Sunday, 5 December 2010

A chomp off the old block

I picked up this life-changing book the other day. Well, I assume it’s life-changing, once the reader moves beyond the purchasing phase and into the “reading the actual book” phase, but I’m not quite there yet, due to circumstances entirely within my control. Namely, the circumstance of preferring video games to life improvement.

A life improvement seemed in order a couple of weeks ago, when our toddling son Evan buried his cute little face into my shoulder.

“Aw, hey Buddy, what’s going OW!” I shrieked (in a very manly way, of course). You probably wouldn’t know this unless you’ve had them sunk into your shoulder, but baby teeth are like miniature samurai swords, not yet dulled from years of slashing through McNuggets.
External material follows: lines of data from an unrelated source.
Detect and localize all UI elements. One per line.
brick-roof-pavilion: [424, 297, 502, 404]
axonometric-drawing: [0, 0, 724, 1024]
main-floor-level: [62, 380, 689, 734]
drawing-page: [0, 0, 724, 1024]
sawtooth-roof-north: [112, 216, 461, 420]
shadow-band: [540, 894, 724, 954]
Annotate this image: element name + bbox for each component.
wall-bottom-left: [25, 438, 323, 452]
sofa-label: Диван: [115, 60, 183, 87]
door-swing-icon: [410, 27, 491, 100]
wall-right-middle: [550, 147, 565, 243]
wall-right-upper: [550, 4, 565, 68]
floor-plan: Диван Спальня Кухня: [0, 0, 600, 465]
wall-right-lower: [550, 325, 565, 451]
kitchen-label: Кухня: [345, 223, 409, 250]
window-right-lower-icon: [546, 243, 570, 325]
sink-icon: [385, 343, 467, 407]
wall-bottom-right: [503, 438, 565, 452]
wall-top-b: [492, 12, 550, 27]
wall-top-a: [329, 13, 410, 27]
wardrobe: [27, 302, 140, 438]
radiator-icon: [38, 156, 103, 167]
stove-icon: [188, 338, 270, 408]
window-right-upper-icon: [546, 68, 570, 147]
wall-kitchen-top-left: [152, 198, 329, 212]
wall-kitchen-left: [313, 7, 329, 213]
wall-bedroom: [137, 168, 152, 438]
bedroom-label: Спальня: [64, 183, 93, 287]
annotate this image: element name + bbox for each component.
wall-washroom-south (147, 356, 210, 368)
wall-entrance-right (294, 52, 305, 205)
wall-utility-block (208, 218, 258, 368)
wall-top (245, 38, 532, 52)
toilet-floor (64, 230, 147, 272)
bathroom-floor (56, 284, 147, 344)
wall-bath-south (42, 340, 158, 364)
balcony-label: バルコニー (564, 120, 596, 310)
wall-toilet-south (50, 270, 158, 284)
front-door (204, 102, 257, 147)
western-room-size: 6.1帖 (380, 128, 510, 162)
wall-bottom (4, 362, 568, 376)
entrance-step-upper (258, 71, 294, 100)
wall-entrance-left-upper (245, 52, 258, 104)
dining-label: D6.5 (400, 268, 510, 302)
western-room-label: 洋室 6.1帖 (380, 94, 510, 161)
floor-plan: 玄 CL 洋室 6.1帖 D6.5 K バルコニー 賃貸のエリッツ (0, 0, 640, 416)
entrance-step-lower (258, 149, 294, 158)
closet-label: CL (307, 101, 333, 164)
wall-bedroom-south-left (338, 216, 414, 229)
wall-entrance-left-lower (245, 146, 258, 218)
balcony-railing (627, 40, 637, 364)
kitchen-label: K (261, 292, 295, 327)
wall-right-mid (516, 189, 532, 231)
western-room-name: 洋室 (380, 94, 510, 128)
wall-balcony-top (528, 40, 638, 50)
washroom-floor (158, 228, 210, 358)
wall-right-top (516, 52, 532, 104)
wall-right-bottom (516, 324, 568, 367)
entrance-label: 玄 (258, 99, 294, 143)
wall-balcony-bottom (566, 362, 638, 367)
I don’t understand how pacifiers withstand the onslaught without being made of diamonds or Kevlar.

As I pushed Evan away, he smiled at me, my stretched shirt still caught in his razor-sharp choppers. Then he opened his mouth wide and went in for a second helping of shoulder sushi.

“No!” I yelled, grabbing him by the arms and giving my best angry father face, which is an easy face to make when your child has just treated your shoulder like Evander Holyfield’s ear.

“Baby! You can’t yell at him like he’s the dog,” my wife Kara said.

I looked back at Evan, immediately sorry for the emotional scarring his first fatherly discipline had inflicted on his tender, developing psyche.

Evan threw back his head, drew in a great breath and squealed with delight, clapping his hands and dancing. (“Dancing” is a term I use loosely here to define a semi-rhythmic bouncing achieved by flexing the knees, which also describes what I do at weddings when hiding in the bathroom ceases to be an option.)

Kara was right. You can’t yell at a baby the same way you would a dog because as soon as you do, the baby thinks he’s just invented a hilarious new game, while the dog would mope around until you apologize and rub its tummy.

Clearly, I needed a new strategy for communicating with Evan. He had no idea that his actions had failed to live up to our household’s high standards of non-cannibalism. Stern words and angry faces weren’t doing the trick, so I turned to the Internet and ordered Dr. Haim Ginott’s “Between Parent and Child,” a book that received high marks for helping to keep your children from eating you alive, figuratively and otherwise.

Last Saturday night, after Evan went to sleep, I found myself faced with the choice between reading a book that would help me to have a richer relationship with my son and playing a game on my iPod that consisted entirely of shooting birds out of a slingshot. By about the 700th bird, I’d forgotten all about the guilt.

Another reason I have yet to crack the book is that Evan, for the time being, seems to have renounced his werewolfian ways. He hasn’t tried to make Dada-touille out of me since that one evening, but I think the episode officially marked the transition to a new phase of parenthood: the Age of Discipline.

Our neighbor with two elementary-school-aged kids had warned me that this day was coming.

“As they get older, parenthood becomes less physically trying, and more mentally so,” she said, standing beside her mailbox as her kids played in the yard. “You don’t have to carry them around and do everything for them anymore, but you always have to be thinking and steering them in the right direction.”

As if to emphasize the point, her daughter kneed her son in the crotch, functionally terminating the conversation, so I turned Evan’s stroller away and continued down the street.

Upon further reflection, I think I’ll buy an athletic cup when I go to pick up my new shoulder pads.